Roberto Jefferson só decidiu se entregar por volta das 19 horas. Além de padre Kelmon, o PM aposentado e suplente na chapa de Daniel Silveira ao Senado André Monteiro (PTB), amigo de Jefferson, participou das negociações com o ex-parlamentar. Minutos após Jefferson fuzilar o veículo da PF, Monteiro havia divulgado um vídeo nas redes sociais em que defendia a atitude do correligionário. “Ele está sofrendo uma represália do STF e do TSE [Tribunal Superior Eleitoral] por falar a verdade […]. O Brasil tem que estar com Roberto Jefferson assim como está com Jair Bolsonaro. […]. Eles não mandam no Brasil, quem manda no Brasil é o povo”, disse. Horas depois, quando soube que Bolsonaro tentava se dissociar politicamente de Jefferson, Monteiro apagou o vídeo das redes.

Tão logo o veículo da PF que levava o ex-deputado e um de seus advogados para a Superintendência no Rio deixou a casa em Levy Gasparian, uma segunda equipe de policiais federais acessou o interior do condomínio para cumprir mandado de busca e apreensão na casa de Jefferson, outra medida determinada pelo ministro Moraes, do STF. Mas outro advogado do ex-deputado, que ficou no imóvel, tentou barrar a entrada dos delegados e agentes, enquanto telefonava para o advogado que acompanhava Jefferson no veículo a caminho do Rio.
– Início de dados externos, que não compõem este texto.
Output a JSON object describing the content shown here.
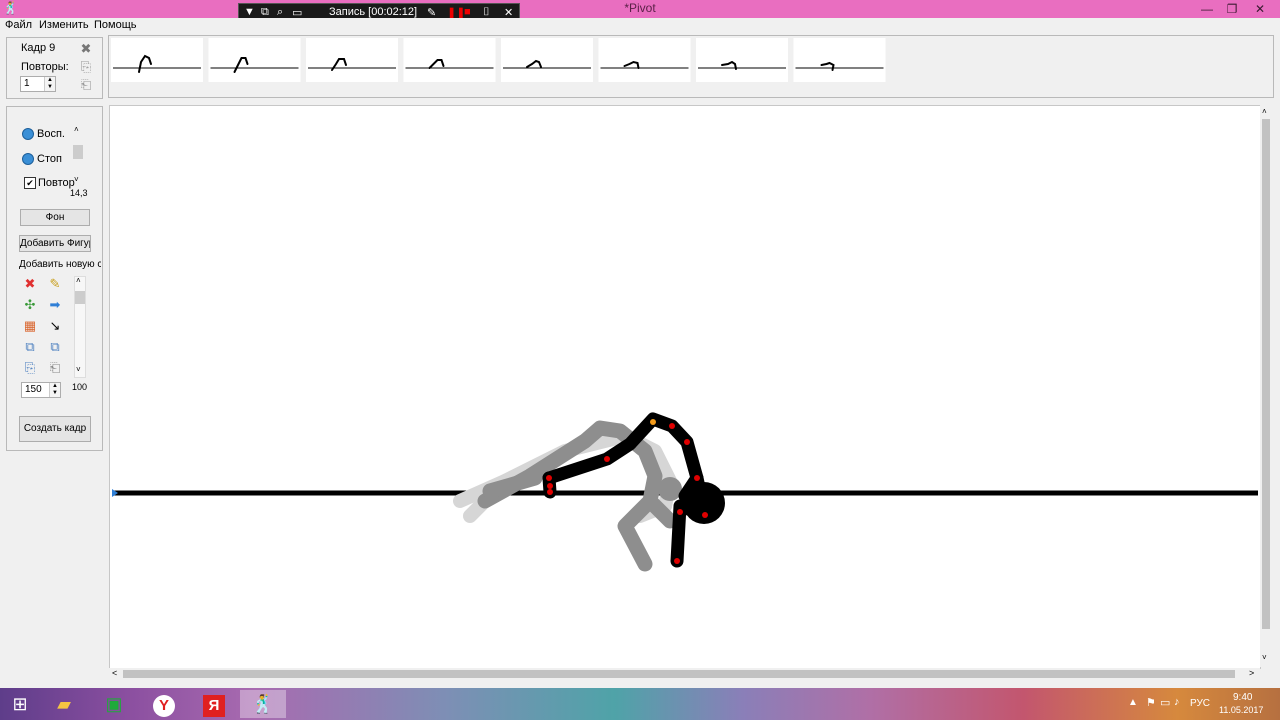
{
  "window": {
    "title": "*Pivot",
    "app_icon": "stickman-icon"
  },
  "menu": [
    "Файл",
    "Изменить",
    "Помощь"
  ],
  "recorder": {
    "label": "Запись [00:02:12]"
  },
  "frame_panel": {
    "frame_label": "Кадр 9",
    "repeats_label": "Повторы:",
    "repeats_value": "1"
  },
  "timeline": {
    "frame_count": 8
  },
  "controls": {
    "play_label": "Восп.",
    "stop_label": "Стоп",
    "loop_label": "Повтор",
    "loop_checked": true,
    "speed_value": "14,3",
    "background_button": "Фон",
    "add_figure_button": "Добавить Фигур",
    "add_new_label": "Добавить новую с",
    "size_value": "150",
    "size_side_value": "100",
    "create_frame_button": "Создать кадр"
  },
  "taskbar": {
    "language": "РУС",
    "time": "9:40",
    "date": "11.05.2017",
    "apps": [
      "start-icon",
      "file-explorer-icon",
      "store-icon",
      "yandex-browser-icon",
      "yandex-icon",
      "pivot-icon"
    ]
  },
  "colors": {
    "titlebar": "#e96ec0",
    "figure": "#000000",
    "joint": "#e00000",
    "joint_origin": "#f29a1a"
  }
}
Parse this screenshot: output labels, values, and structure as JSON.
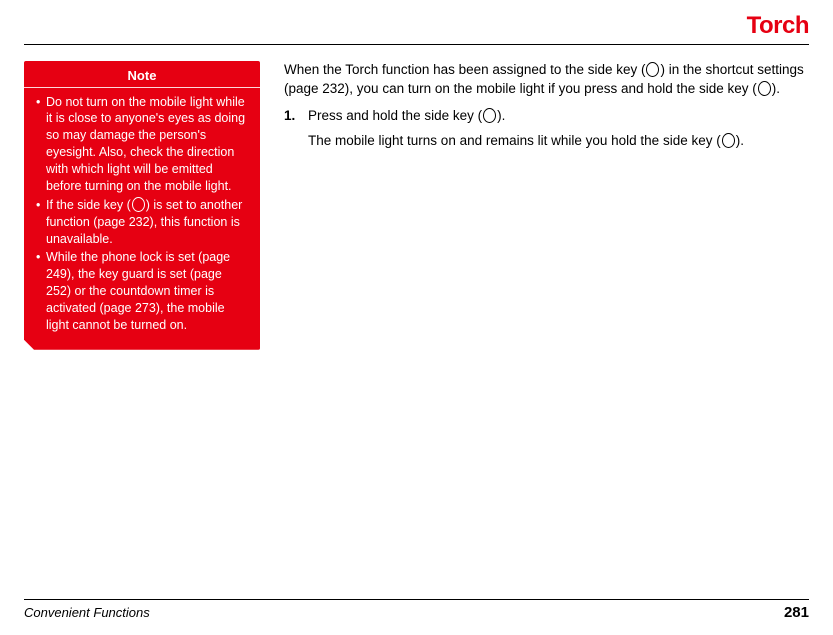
{
  "title": "Torch",
  "note": {
    "header": "Note",
    "items": [
      "Do not turn on the mobile light while it is close to anyone's eyes as doing so may damage the person's eyesight. Also, check the direction with which light will be emitted before turning on the mobile light.",
      {
        "pre": "If the side key (",
        "post": ") is set to another function (page 232), this function is unavailable."
      },
      "While the phone lock is set (page 249), the key guard is set (page 252) or the countdown timer is activated (page 273), the mobile light cannot be turned on."
    ]
  },
  "main": {
    "intro": {
      "pre": "When the Torch function has been assigned to the side key (",
      "mid1": ") in the shortcut settings (page 232), you can turn on the mobile light if you press and hold the side key (",
      "post": ")."
    },
    "step_num": "1.",
    "step_text": {
      "pre": "Press and hold the side key (",
      "post": ")."
    },
    "step_sub": {
      "pre": "The mobile light turns on and remains lit while you hold the side key (",
      "post": ")."
    }
  },
  "footer": {
    "section": "Convenient Functions",
    "page": "281"
  }
}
Ao saber que a PF entraria em sua residência para cumprir o mandado, o petebista voltou a ficar alterado. Com as mãos trêmulas, voltou a xingar o STF. Só se acalmou quando o veículo já estava próximo à Superintendência, na capital, onde ele foi autuado em flagrante por tentativa de quádruplo homicídio. Na segunda-feira (24) à noite, ele foi levado para a penitenciária de Bangu 8. Na casa dele, os policiais encontraram 8 mil munições e 29 pendrives. Nesta quinta-feira, 27, Alexandre de Moraes converteu a prisão em flagrante de Jefferson em preventiva, alegando “risco à ordem pública em caso de soltura” e “absoluta impropriedade de medidas cautelares” para o ex-deputado.